The Internet Killed Sportscenter
The other night I did something I almost never do. I’m not really sure what came over me—it just sort of happened. I sat down on the couch, and before I knew it I was watching Sportscenter. You remember Sportcenter. It’s that show which 10 years ago was the best sports news broadcast on the planet, but now is dumbed down by empty analysis, annoying anchors, and ratings ploys.
Anyway, something weird happened on my TV that night. Sportscenter was actually good. After a few minutes of watching, the reason why became obvious.
It was a slow news night.
That meant the show could take an extra 30 seconds and diagram a clever double screen that Jamar Butler used twice to hit open threes. It meant there was time to tell us that all four times LeBron has scored 50 points it has been on the road. It meant the show could follow up with Igor Olshansky to see how his goal of filling up the Patriots bulletin board is coming along. That’s the kind of stuff that once made Sportscenter great. Unique highlights, interesting numbers, and money quotes.

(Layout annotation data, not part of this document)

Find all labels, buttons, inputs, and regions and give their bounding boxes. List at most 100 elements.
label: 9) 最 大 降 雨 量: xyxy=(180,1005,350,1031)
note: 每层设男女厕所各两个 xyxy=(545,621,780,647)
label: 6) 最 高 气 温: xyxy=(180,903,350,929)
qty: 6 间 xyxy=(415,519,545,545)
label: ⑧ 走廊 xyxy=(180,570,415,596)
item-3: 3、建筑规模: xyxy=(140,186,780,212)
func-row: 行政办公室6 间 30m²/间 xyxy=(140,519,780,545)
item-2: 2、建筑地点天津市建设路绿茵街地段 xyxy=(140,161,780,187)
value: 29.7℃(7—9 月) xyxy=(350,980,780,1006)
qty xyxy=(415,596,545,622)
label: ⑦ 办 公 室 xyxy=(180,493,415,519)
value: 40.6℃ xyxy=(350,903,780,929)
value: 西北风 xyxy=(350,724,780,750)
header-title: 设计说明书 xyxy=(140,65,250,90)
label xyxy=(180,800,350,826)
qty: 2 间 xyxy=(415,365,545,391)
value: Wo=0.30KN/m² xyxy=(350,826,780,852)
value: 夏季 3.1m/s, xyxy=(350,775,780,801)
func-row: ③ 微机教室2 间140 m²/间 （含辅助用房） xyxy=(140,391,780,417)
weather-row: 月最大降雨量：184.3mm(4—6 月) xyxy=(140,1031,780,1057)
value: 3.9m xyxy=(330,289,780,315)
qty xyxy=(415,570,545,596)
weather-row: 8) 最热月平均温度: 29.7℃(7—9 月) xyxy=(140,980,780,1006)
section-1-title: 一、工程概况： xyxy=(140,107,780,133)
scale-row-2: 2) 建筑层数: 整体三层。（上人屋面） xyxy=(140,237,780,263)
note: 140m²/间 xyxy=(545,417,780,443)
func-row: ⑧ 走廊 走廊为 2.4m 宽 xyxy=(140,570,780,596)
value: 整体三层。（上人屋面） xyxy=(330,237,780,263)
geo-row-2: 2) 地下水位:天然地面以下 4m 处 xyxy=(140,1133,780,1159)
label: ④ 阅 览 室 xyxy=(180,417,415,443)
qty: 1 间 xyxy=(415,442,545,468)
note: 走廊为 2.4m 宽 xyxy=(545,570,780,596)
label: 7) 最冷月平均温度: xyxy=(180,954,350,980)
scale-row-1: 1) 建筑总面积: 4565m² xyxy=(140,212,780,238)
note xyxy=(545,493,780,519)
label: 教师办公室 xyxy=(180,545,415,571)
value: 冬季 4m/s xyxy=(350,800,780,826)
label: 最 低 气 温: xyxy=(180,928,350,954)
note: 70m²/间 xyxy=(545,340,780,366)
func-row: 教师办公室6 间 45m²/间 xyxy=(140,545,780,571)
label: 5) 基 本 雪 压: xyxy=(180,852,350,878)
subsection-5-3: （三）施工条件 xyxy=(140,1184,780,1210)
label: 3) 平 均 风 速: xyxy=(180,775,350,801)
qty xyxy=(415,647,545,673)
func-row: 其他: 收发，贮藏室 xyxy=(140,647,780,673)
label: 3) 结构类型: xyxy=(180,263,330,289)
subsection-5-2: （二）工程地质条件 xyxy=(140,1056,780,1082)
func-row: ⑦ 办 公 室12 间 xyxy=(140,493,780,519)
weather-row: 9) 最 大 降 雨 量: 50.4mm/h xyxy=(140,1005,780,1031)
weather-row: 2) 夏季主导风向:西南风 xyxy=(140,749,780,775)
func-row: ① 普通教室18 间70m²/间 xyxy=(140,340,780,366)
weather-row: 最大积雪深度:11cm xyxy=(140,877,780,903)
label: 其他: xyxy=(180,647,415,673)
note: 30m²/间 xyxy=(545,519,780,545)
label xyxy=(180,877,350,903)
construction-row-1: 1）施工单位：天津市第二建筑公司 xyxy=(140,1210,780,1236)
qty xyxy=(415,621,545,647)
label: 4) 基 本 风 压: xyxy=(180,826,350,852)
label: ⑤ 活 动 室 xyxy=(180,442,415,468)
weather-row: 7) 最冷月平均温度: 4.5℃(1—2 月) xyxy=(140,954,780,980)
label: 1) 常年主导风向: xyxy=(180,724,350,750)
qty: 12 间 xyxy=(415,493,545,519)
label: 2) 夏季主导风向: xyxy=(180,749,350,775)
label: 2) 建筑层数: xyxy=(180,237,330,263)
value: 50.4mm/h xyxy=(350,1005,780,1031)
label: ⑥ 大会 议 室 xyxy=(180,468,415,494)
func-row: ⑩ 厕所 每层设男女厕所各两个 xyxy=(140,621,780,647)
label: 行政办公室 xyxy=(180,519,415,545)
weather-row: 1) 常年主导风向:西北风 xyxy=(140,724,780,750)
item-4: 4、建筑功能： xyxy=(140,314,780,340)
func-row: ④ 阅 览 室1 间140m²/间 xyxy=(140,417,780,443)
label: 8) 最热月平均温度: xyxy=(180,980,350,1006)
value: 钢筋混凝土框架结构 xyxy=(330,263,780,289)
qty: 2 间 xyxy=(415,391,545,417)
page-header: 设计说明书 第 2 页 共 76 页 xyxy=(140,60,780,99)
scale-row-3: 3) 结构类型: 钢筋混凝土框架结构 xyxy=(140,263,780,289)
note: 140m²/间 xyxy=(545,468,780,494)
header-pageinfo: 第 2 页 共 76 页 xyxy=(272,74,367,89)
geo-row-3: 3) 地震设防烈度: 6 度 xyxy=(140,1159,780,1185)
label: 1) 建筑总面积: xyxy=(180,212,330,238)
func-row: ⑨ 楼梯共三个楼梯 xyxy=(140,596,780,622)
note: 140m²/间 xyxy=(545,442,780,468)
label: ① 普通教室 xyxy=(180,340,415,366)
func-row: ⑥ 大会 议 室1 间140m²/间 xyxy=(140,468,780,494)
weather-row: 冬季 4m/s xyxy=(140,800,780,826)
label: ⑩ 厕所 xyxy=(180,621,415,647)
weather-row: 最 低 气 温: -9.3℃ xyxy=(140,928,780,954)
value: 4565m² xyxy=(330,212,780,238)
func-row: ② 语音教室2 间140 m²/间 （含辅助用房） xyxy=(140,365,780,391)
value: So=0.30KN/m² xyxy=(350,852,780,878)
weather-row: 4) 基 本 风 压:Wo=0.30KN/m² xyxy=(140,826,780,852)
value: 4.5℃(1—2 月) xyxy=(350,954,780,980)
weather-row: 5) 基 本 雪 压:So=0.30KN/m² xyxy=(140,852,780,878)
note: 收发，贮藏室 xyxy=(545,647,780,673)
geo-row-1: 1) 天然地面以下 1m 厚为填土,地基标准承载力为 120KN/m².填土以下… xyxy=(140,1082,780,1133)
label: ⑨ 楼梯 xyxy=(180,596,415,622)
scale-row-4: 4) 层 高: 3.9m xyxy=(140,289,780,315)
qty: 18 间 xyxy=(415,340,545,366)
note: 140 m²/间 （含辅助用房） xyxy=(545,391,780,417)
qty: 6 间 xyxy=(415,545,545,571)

The big problem nowadays is that the internet has made Sportscenter obsolete as anything other than a highlight show, and nobody running the show seems to know it. The Sportscenter producers need to understand that we don’t want to see Sean Salisbury analyzing Sunday’s AFC Championship Game. By the time he comes on TV we’ve already read 10 different stories on the game by people with opinions we respect much more than Salisbury’s. Similarly, the show doesn’t need to tell us who the Falcons are considering hiring—everybody who cares already read about it on the internet five hours ago.
The result is that Sportscenter is no longer a staple of die-hard sports fans, it’s a staple of casual sports fans. That’s why there’s been such a backlash against ESPN from die-hard fans (read: bloggers). The show has no ghetto-loyalty. It’s abandoned the people who helped it get through its formative years in order to go after the big money.
All that from watching 40 minutes of Sportscenter. I better try and not let it happen again.
1 Comment »
mcbias on 19 Jan 2008 at 6:06 pm #
SportsCenter is a victim of its own success, and going from underground to mainstream. Beautiful summary of the situation. But who’s going to call Will Leitch and tell him that his book could have been summarized in one sentece? The poor, poor guy, ha.